Les chrétiens libres & de même nation sont jugés par leur consul, sans que le dey puisse prendre aucune connaissance de ce qui les regarde. Il prête au contraire son autorité pour l’exécution des jugements des consuls. Mais si un chrétien a un différend avec un turc, un arabe ou un maure, c’est le dey qui les juge, en présence du consul qu’il fait toujours appeler pour défendre la cause du chrétien. Quelquefois, lorsqu’un consul est connu pour être entendu & équitable, le dey lui renvoie les affaires entre les chrétiens & les maures ou les juifs, qu’il laisse à sa décision.
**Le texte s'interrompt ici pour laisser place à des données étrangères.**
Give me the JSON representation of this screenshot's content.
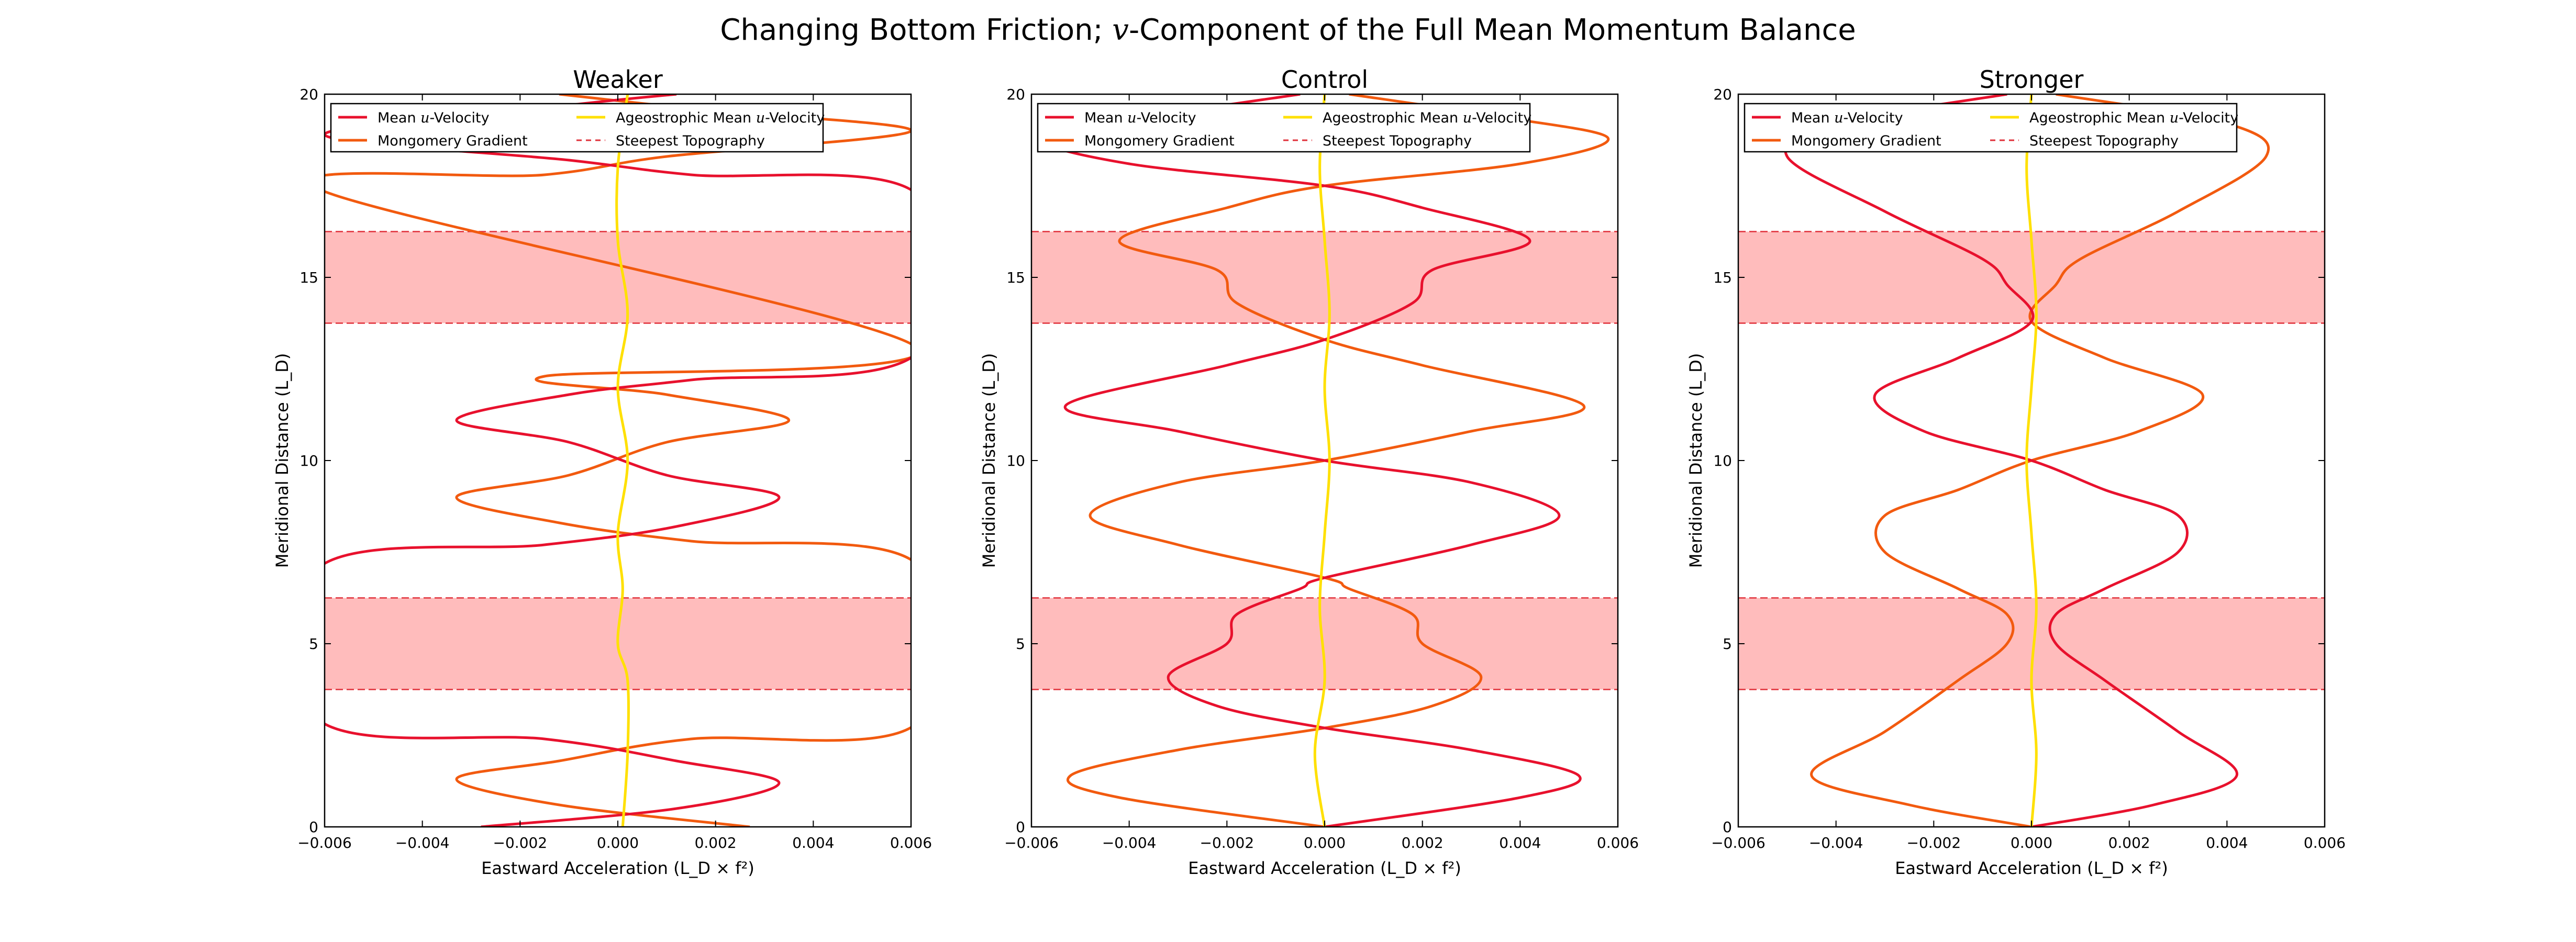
{
  "figure": {
    "title_parts": [
      "Changing Bottom Friction; ",
      "v",
      "-Component of the Full Mean Momentum Balance"
    ]
  },
  "colors": {
    "mean_u": "#e8112d",
    "montgomery": "#f25a0f",
    "ageo": "#ffe000",
    "band_fill": "#ffbcbc",
    "steepest": "#e0303a"
  },
  "chart_data": [
    {
      "type": "line",
      "title": "Weaker",
      "xlabel": "Eastward Acceleration (L_D × f²)",
      "ylabel": "Meridional Distance (L_D)",
      "xlim": [
        -0.006,
        0.006
      ],
      "ylim": [
        0,
        20
      ],
      "xticks": [
        "−0.006",
        "−0.004",
        "−0.002",
        "0.000",
        "0.002",
        "0.004",
        "0.006"
      ],
      "yticks": [
        "0",
        "5",
        "10",
        "15",
        "20"
      ],
      "legend_position": "top-left",
      "steepest_topography_bands": [
        [
          3.75,
          6.25
        ],
        [
          13.75,
          16.25
        ]
      ],
      "series": [
        {
          "name": "Mean u-Velocity",
          "key": "mean_u",
          "points": [
            [
              -0.0028,
              0
            ],
            [
              0.0012,
              0.5
            ],
            [
              0.0033,
              1.2
            ],
            [
              0.0012,
              1.8
            ],
            [
              -0.0015,
              2.4
            ],
            [
              -0.0061,
              2.9
            ],
            [
              -0.0061,
              7.1
            ],
            [
              -0.0015,
              7.7
            ],
            [
              0.0012,
              8.2
            ],
            [
              0.0033,
              9
            ],
            [
              0.001,
              9.6
            ],
            [
              -0.001,
              10.5
            ],
            [
              -0.0033,
              11.1
            ],
            [
              -0.001,
              11.8
            ],
            [
              0.0015,
              12.2
            ],
            [
              0.0061,
              12.9
            ],
            [
              0.0061,
              17.3
            ],
            [
              0.0015,
              17.8
            ],
            [
              -0.001,
              18.2
            ],
            [
              -0.006,
              18.9
            ],
            [
              -0.001,
              19.7
            ],
            [
              0.0012,
              20
            ]
          ]
        },
        {
          "name": "Mongomery Gradient",
          "key": "montgomery",
          "points": [
            [
              0.0027,
              0
            ],
            [
              -0.0012,
              0.6
            ],
            [
              -0.0033,
              1.3
            ],
            [
              -0.0012,
              1.8
            ],
            [
              0.0015,
              2.4
            ],
            [
              0.0061,
              2.8
            ],
            [
              0.0061,
              7.2
            ],
            [
              0.0015,
              7.8
            ],
            [
              -0.0012,
              8.3
            ],
            [
              -0.0033,
              9
            ],
            [
              -0.001,
              9.6
            ],
            [
              0.001,
              10.5
            ],
            [
              0.0035,
              11.1
            ],
            [
              0.001,
              11.8
            ],
            [
              -0.0015,
              12.3
            ],
            [
              0.0061,
              13.1
            ],
            [
              -0.0061,
              17.4
            ],
            [
              -0.0015,
              17.8
            ],
            [
              0.001,
              18.3
            ],
            [
              0.006,
              19
            ],
            [
              0.0015,
              19.6
            ],
            [
              -0.0012,
              20
            ]
          ]
        },
        {
          "name": "Ageostrophic Mean u-Velocity",
          "key": "ageo",
          "points": [
            [
              0.0001,
              0
            ],
            [
              0.0002,
              2
            ],
            [
              0.0002,
              4
            ],
            [
              0.0,
              5
            ],
            [
              0.0001,
              6.5
            ],
            [
              0.0,
              8
            ],
            [
              0.0002,
              10
            ],
            [
              0.0,
              12
            ],
            [
              0.0002,
              14
            ],
            [
              0.0,
              16
            ],
            [
              0.0,
              18
            ],
            [
              0.0002,
              20
            ]
          ]
        },
        {
          "name": "Steepest Topography",
          "key": "steepest",
          "points": []
        }
      ]
    },
    {
      "type": "line",
      "title": "Control",
      "xlabel": "Eastward Acceleration (L_D × f²)",
      "ylabel": "Meridional Distance (L_D)",
      "xlim": [
        -0.006,
        0.006
      ],
      "ylim": [
        0,
        20
      ],
      "xticks": [
        "−0.006",
        "−0.004",
        "−0.002",
        "0.000",
        "0.002",
        "0.004",
        "0.006"
      ],
      "yticks": [
        "0",
        "5",
        "10",
        "15",
        "20"
      ],
      "legend_position": "top-left",
      "steepest_topography_bands": [
        [
          3.75,
          6.25
        ],
        [
          13.75,
          16.25
        ]
      ],
      "series": [
        {
          "name": "Mean u-Velocity",
          "key": "mean_u",
          "points": [
            [
              0.0,
              0
            ],
            [
              0.004,
              0.8
            ],
            [
              0.0052,
              1.4
            ],
            [
              0.003,
              2.1
            ],
            [
              0.0,
              2.7
            ],
            [
              -0.0022,
              3.3
            ],
            [
              -0.0032,
              4.1
            ],
            [
              -0.002,
              5
            ],
            [
              -0.0018,
              5.8
            ],
            [
              -0.0005,
              6.5
            ],
            [
              0.0,
              6.8
            ],
            [
              0.003,
              7.7
            ],
            [
              0.0048,
              8.5
            ],
            [
              0.003,
              9.4
            ],
            [
              0.0,
              10
            ],
            [
              -0.003,
              10.8
            ],
            [
              -0.0053,
              11.5
            ],
            [
              -0.002,
              12.6
            ],
            [
              0.0,
              13.3
            ],
            [
              0.0018,
              14.3
            ],
            [
              0.0022,
              15.2
            ],
            [
              0.0042,
              16
            ],
            [
              0.002,
              16.9
            ],
            [
              0.0,
              17.5
            ],
            [
              -0.004,
              18.1
            ],
            [
              -0.0058,
              18.8
            ],
            [
              -0.0035,
              19.4
            ],
            [
              -0.0005,
              20
            ]
          ]
        },
        {
          "name": "Mongomery Gradient",
          "key": "montgomery",
          "points": [
            [
              0.0,
              0
            ],
            [
              -0.0042,
              0.8
            ],
            [
              -0.0052,
              1.4
            ],
            [
              -0.003,
              2.1
            ],
            [
              0.0,
              2.7
            ],
            [
              0.0022,
              3.3
            ],
            [
              0.0032,
              4.1
            ],
            [
              0.002,
              5
            ],
            [
              0.0018,
              5.8
            ],
            [
              0.0005,
              6.5
            ],
            [
              0.0,
              6.8
            ],
            [
              -0.003,
              7.7
            ],
            [
              -0.0048,
              8.5
            ],
            [
              -0.003,
              9.4
            ],
            [
              0.0,
              10
            ],
            [
              0.003,
              10.8
            ],
            [
              0.0053,
              11.5
            ],
            [
              0.002,
              12.6
            ],
            [
              0.0,
              13.3
            ],
            [
              -0.0018,
              14.3
            ],
            [
              -0.0022,
              15.2
            ],
            [
              -0.0042,
              16
            ],
            [
              -0.002,
              16.9
            ],
            [
              0.0,
              17.5
            ],
            [
              0.004,
              18.1
            ],
            [
              0.0058,
              18.8
            ],
            [
              0.0035,
              19.4
            ],
            [
              0.0005,
              20
            ]
          ]
        },
        {
          "name": "Ageostrophic Mean u-Velocity",
          "key": "ageo",
          "points": [
            [
              0.0,
              0
            ],
            [
              -0.0002,
              2
            ],
            [
              0.0,
              4
            ],
            [
              -0.0001,
              6
            ],
            [
              0.0,
              8
            ],
            [
              0.0001,
              10
            ],
            [
              0.0,
              12
            ],
            [
              0.0001,
              14
            ],
            [
              0.0,
              16
            ],
            [
              -0.0001,
              18
            ],
            [
              0.0,
              20
            ]
          ]
        },
        {
          "name": "Steepest Topography",
          "key": "steepest",
          "points": []
        }
      ]
    },
    {
      "type": "line",
      "title": "Stronger",
      "xlabel": "Eastward Acceleration (L_D × f²)",
      "ylabel": "Meridional Distance (L_D)",
      "xlim": [
        -0.006,
        0.006
      ],
      "ylim": [
        0,
        20
      ],
      "xticks": [
        "−0.006",
        "−0.004",
        "−0.002",
        "0.000",
        "0.002",
        "0.004",
        "0.006"
      ],
      "yticks": [
        "0",
        "5",
        "10",
        "15",
        "20"
      ],
      "legend_position": "top-left",
      "steepest_topography_bands": [
        [
          3.75,
          6.25
        ],
        [
          13.75,
          16.25
        ]
      ],
      "series": [
        {
          "name": "Mean u-Velocity",
          "key": "mean_u",
          "points": [
            [
              0.0,
              0
            ],
            [
              0.0025,
              0.6
            ],
            [
              0.0042,
              1.4
            ],
            [
              0.003,
              2.6
            ],
            [
              0.0015,
              4
            ],
            [
              0.0005,
              5
            ],
            [
              0.0005,
              5.8
            ],
            [
              0.0015,
              6.5
            ],
            [
              0.003,
              7.5
            ],
            [
              0.003,
              8.5
            ],
            [
              0.0015,
              9.2
            ],
            [
              0.0,
              10
            ],
            [
              -0.0022,
              10.8
            ],
            [
              -0.0032,
              11.8
            ],
            [
              -0.0015,
              12.8
            ],
            [
              0.0,
              13.8
            ],
            [
              -0.0005,
              14.8
            ],
            [
              -0.001,
              15.5
            ],
            [
              -0.003,
              16.8
            ],
            [
              -0.005,
              18.3
            ],
            [
              -0.004,
              19.2
            ],
            [
              -0.0005,
              20
            ]
          ]
        },
        {
          "name": "Mongomery Gradient",
          "key": "montgomery",
          "points": [
            [
              0.0,
              0
            ],
            [
              -0.0025,
              0.6
            ],
            [
              -0.0045,
              1.4
            ],
            [
              -0.003,
              2.6
            ],
            [
              -0.0015,
              4
            ],
            [
              -0.0005,
              5
            ],
            [
              -0.0005,
              5.8
            ],
            [
              -0.0015,
              6.5
            ],
            [
              -0.003,
              7.5
            ],
            [
              -0.003,
              8.5
            ],
            [
              -0.0015,
              9.2
            ],
            [
              0.0,
              10
            ],
            [
              0.0022,
              10.8
            ],
            [
              0.0035,
              11.8
            ],
            [
              0.0015,
              12.8
            ],
            [
              0.0,
              13.8
            ],
            [
              0.0005,
              14.8
            ],
            [
              0.001,
              15.5
            ],
            [
              0.003,
              16.8
            ],
            [
              0.0048,
              18.3
            ],
            [
              0.004,
              19.2
            ],
            [
              0.0005,
              20
            ]
          ]
        },
        {
          "name": "Ageostrophic Mean u-Velocity",
          "key": "ageo",
          "points": [
            [
              0.0,
              0
            ],
            [
              0.0001,
              2
            ],
            [
              0.0,
              4
            ],
            [
              0.0001,
              6
            ],
            [
              0.0,
              8
            ],
            [
              -0.0001,
              10
            ],
            [
              0.0,
              12
            ],
            [
              0.0001,
              14
            ],
            [
              0.0,
              16
            ],
            [
              -0.0001,
              18
            ],
            [
              0.0,
              20
            ]
          ]
        },
        {
          "name": "Steepest Topography",
          "key": "steepest",
          "points": []
        }
      ]
    }
  ],
  "legend": [
    {
      "key": "mean_u",
      "label_parts": [
        "Mean ",
        "u",
        "-Velocity"
      ],
      "style": "solid"
    },
    {
      "key": "ageo",
      "label_parts": [
        "Ageostrophic Mean ",
        "u",
        "-Velocity"
      ],
      "style": "solid"
    },
    {
      "key": "montgomery",
      "label_parts": [
        "Mongomery Gradient"
      ],
      "style": "solid"
    },
    {
      "key": "steepest",
      "label_parts": [
        "Steepest Topography"
      ],
      "style": "dashed"
    }
  ]
}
La garde de la ville est confiée à la nation des Biscaras dont on a parlé precedemment. Cette nation a un émir ou chef qui répond d’eux, & paye le tribut annuel au dey, qu’il répartit entre les biscaras. Tous les soirs il les distribue dans les rues où ils couchent devant les magasins ou boutiques des marchands, sur de petits matelas, des nattes ou sur le pavé, selon leur moyen, pour garantir ces magasins & boutiques des voleurs, dont les tentatives sont inutiles, tant que les biscaras veulent faire leur devoir, les uns veillant pendant que les autres dorment. Si un magasin ou une boutique est volé ils en répondent, payent le dommage, & sont châtiés sévèrement. Ces sortes de cas n’arrivent presque jamais, mais lorsque pareille chose arrive, celui qui a été volé porte sa plainte au dey, & expose le dommage qu’on lui a fait. Le dey envoie chercher en même temps l’émir des biskaras, qui a ordre de faire venir ceux de sa nation, qui étaient de garde devant la boutique volée. Après qu’ils ont été interrogés, & convaincus d’intelligence avec les voleurs, n’étant pas possible que cela soit autrement, ils sont envoyés à Babazoun pour y être pendus, & la nation est condamnée à réparer tout le dommage. L’émir est obligé de payer sur le champ, & en fait après la répartition par tête, pour s’en faire rembourser.